社説

[洋上風力撤退]再エネ戦略見直し急務

2025年8月30日 付

 三菱商事を中核とする企業連合が、秋田、千葉両県沖の3海域で進めていた洋上風力発電事業から撤退する。建設費用が4年前の入札時の見込みから2倍以上に膨らみ、採算が合わないと判断した

 政府は、洋上風力発電を再生可能エネルギーの主力電源化に向けた「切り札」に位置付けている。3海域は国内初公募の大規模事業として期待が高かったが、再公募で見直しを迫られる。

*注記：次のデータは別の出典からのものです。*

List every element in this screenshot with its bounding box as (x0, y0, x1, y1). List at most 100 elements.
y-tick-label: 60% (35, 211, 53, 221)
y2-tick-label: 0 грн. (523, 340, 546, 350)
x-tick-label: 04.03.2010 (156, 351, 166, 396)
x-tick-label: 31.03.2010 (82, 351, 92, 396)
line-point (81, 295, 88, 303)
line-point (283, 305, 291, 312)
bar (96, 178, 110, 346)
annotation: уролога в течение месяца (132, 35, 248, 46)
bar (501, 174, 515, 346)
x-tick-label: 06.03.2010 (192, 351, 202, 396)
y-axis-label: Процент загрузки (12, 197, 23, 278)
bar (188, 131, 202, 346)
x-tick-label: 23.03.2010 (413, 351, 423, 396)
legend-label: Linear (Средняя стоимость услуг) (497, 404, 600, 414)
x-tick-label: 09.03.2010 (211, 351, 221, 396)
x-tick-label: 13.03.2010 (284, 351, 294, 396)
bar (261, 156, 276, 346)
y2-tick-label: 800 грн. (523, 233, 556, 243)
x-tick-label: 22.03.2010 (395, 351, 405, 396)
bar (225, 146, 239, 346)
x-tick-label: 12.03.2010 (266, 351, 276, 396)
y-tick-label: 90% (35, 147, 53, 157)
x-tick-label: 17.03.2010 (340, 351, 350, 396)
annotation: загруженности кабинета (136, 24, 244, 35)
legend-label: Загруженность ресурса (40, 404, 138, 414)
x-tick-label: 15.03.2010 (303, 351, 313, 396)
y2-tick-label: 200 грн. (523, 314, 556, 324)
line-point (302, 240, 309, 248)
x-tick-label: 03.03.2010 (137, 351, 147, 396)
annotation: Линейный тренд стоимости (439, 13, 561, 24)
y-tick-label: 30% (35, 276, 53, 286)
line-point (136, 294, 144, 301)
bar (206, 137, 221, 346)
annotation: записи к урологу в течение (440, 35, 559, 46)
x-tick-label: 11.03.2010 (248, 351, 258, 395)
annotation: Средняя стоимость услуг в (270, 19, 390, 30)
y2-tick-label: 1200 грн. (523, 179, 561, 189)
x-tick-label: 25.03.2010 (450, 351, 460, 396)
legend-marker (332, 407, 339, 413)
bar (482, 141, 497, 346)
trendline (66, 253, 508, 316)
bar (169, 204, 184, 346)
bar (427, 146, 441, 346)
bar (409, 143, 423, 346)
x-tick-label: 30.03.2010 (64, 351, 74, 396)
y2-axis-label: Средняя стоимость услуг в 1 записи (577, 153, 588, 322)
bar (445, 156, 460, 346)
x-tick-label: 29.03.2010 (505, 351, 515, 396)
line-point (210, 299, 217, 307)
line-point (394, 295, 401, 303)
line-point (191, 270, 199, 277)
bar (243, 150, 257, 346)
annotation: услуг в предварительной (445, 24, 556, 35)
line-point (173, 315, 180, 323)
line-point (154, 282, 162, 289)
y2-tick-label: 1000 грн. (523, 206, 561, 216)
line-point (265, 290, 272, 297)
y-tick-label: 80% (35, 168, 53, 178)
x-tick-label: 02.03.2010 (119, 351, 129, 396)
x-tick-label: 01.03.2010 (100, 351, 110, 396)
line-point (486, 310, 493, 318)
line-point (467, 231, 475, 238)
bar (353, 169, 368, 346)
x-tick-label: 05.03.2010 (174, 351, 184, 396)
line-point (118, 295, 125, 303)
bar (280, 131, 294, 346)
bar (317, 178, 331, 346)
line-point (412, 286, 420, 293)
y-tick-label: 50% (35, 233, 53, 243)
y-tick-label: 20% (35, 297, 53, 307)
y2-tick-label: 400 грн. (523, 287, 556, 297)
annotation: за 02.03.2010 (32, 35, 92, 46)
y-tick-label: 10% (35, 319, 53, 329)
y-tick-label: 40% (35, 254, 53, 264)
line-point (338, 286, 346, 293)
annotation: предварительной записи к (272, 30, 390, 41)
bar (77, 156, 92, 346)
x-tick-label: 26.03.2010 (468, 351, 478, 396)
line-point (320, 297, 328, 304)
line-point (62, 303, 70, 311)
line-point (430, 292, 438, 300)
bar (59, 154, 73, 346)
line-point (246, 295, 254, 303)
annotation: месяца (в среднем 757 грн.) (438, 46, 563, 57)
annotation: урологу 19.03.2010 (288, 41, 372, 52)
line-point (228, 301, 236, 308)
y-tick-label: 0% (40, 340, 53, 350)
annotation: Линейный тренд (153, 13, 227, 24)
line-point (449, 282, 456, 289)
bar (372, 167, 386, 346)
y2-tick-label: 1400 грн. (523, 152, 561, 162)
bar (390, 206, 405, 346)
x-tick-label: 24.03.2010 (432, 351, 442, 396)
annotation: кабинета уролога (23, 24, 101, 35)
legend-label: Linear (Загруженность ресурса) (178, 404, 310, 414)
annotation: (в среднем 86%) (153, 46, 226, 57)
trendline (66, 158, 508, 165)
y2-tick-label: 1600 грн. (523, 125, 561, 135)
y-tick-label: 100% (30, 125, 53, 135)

 撤退は国のエネルギー戦略に大きな打撃だ。しかし脱炭素の流れを後退させるわけにはいかない。政府は戦略の再考と、事業者が収益を確保できるよう制度の見直しを急いでもらいたい。

 三菱商事連合は2021年に3海域を総取りで落札した。決め手は固定価格買い取り制度(FIT)を利用した売電価格の圧倒的な安さだ。秋田では1キロワット時当たり約12円を提示し、2番目に低い17円に大差をつけた。他業者を驚かせ、国の想定も大きく下回った。

 28~30年に風車計134基の運転を順次始め、52年まで操業する目標だった。だが資材価格の高騰で建設費用が膨らみ、頓挫した。強みだったはずの低価格が結果的に首を絞めた形だ。業界では当初から、採算割れにより実現を危ぶむ声が絶えなかった。見通しの甘さを批判されても仕方あるまい。

 政府は40年度の電源構成に占める風力発電の割合を現在の約1%から4~8%に上積みする目標を立てる。

 洋上風力を切り札と見るのは、国土が狭い日本でも海上に風車を設置することで、強い風を受けて安定的に発電でき、陸に比べて騒音問題も起こりにくい利点があるためだ。24年末時点の計約25万キロワットを、40年までに3000万~4500万キロワットに拡大する方針を掲げる。

 目標達成に向け、領海内に限られていた設置場所を排他的経済水域(EEZ)に広げる改正再エネ海域利用法を今年6月に成立させた。

 販売電力価格の40%を上限にコストの増加分を転嫁できる新制度や、海域の使用期間を現行指針の30年間から延長できる方針も打ち出した。資材高などの向かい風はやむ気配はない。外部環境の激変に対応し、事業者が投資を継続できる支援の再構築が重要だ。

 ただ電気料金に上乗せされると利用者の負担が増える。国や事業者には丁寧な説明が求められる。

 三菱商事連合の撤退では、経済活性化や雇用を期待した地元も大きな影響を受けた。洋上風力に対する社会の信頼を揺るがしたのは間違いない。

 鹿児島県は今年4月、いちき串木野市沖の海域を候補区域として国に情報提供した。適地と判断されれば事業化につながる可能性がある。しかし住民には賛否がある。整備案が浮上したとしても、国や事業者は「地域との共生」との視点を忘れてはならない。